Gradually, Tessa’s heartbeat slowed. The shakes eased from her body. Her vision and hearing normalized. Sticky with sweat, but otherwise fine, she lifted her head to meet her mother’s worried gaze.

“I’m fine,” she said calmly.

Ma straightened from where she’d been crouched beside Tessa. “I told you you’re working too much! You’re driving yourself into the ground. I don’t like this. I don’t like this at all. You need to stop with the overtime. You need to go back to the day shift. You need to—”

“Ma.”

“—get back on a normal schedule! You’re going to end up just like your father! God bless that man and God rest his soul, but he worked himself into an early grave, and if I told him once, I told him a million times—”

“Ma.”

“—that he needed to slow down and spend less time at work and more time with his family. And now you’re doing the same thing to me, and I can’t sit idly by and let you kill yourself like this! You need to—”

“Ma!” Tessa barked. In the second of shocked silence, she hurriedly said, “Don’t worry about it. I don’t need the overtime anymore. I went to the bank yesterday, and with the money I’ve been able to save—” She very deliberately did not explain that she had seventy-eight grand. That would require either an extremely creative lie, or the straight truth, and she wasn’t prepared for either option. “—I was able to get the mortgage out of arrears and a reasonable payment plan set up.”

Ma stared at her, blank-faced.

“The debt’s not totally squared, but it’s manageable now. You don’t have to worry about anything. And since that’s all taken care of, I’m going to get my own place.”

Ma took an unsteady step backwards, reaching for the table for support. “What?” she asked faintly.

“I said, everything’s taken care of.

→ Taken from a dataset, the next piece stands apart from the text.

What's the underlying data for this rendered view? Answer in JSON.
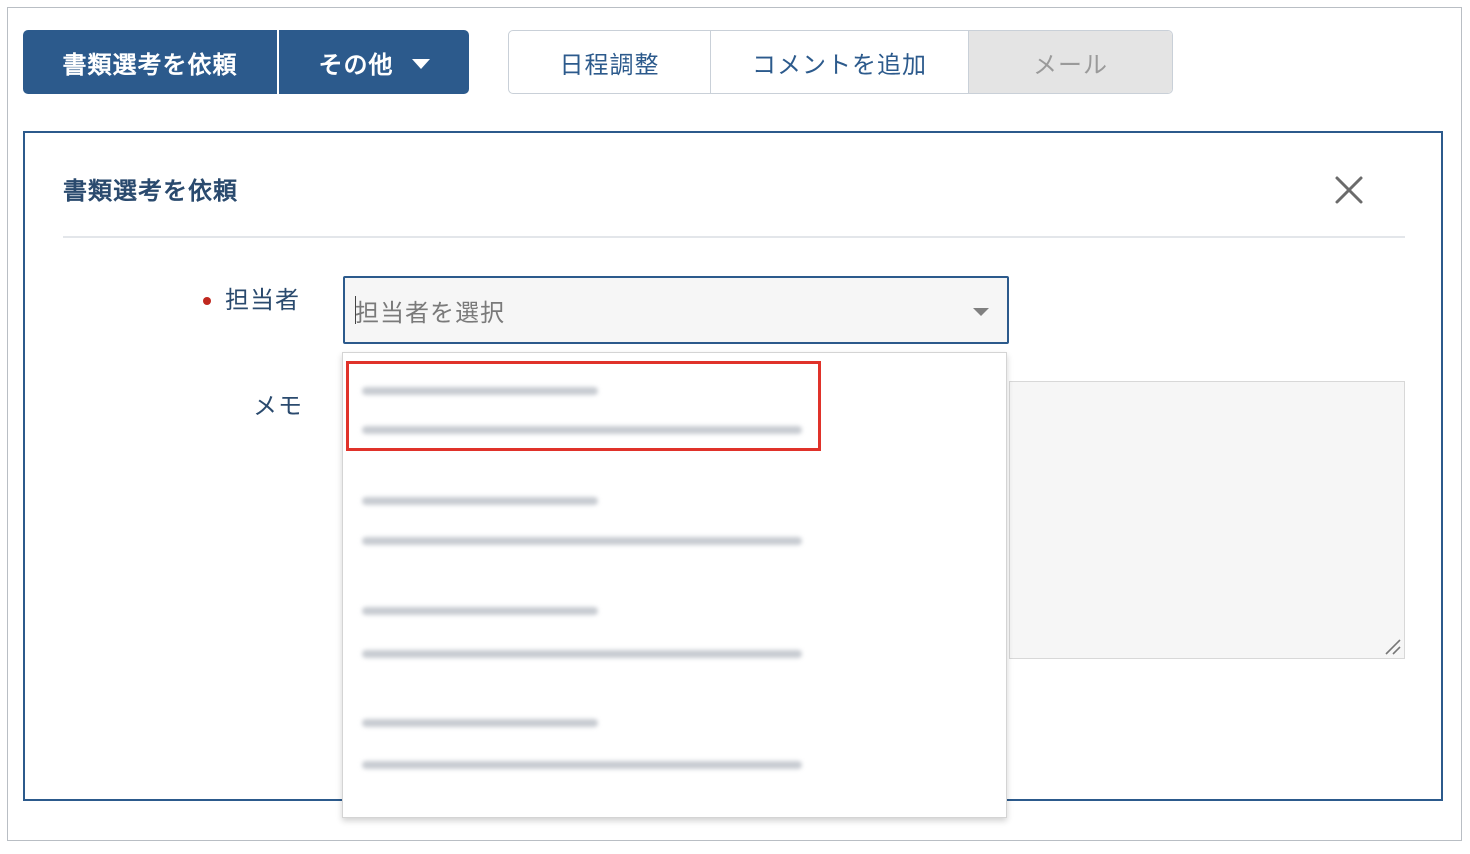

The house is still yours, the credit cards are paid off. Now that that’s settled, I’m going to be moving back out.”

“You’re leaving?” Ma asked in a small, hurt voice. She was suddenly the fragile husk again, the ghost who’d drifted aimlessly in the months after Dad’s death.

“Not right away,” Tessa said quickly. “But, you know, soon.”

Her mother seemed to shrink even more.

“Well, not soon-soon,” Tessa amended weakly. “But eventually. I’ll have to save up for the security deposit and a couple months’ rent to be safe.”

At that, her mother seemed to revive a little.

Simultaneously exhausted and relieved, Tessa said, “A few months, probably.”

“What, like six?”

“I don’t know,” Tessa hedged, well aware that she could not handle another six months of living with her mother. “But, I want you to be prepared for the fact that I’m moving out, okay?”

Her mother nodded, looking thoughtful. That look made Tessa nervous, but it was better than seeing her mother look totally crushed.

Tessa pulled herself up with the stair rail. “Alright, I’m going to shower and then I’m going to bed.”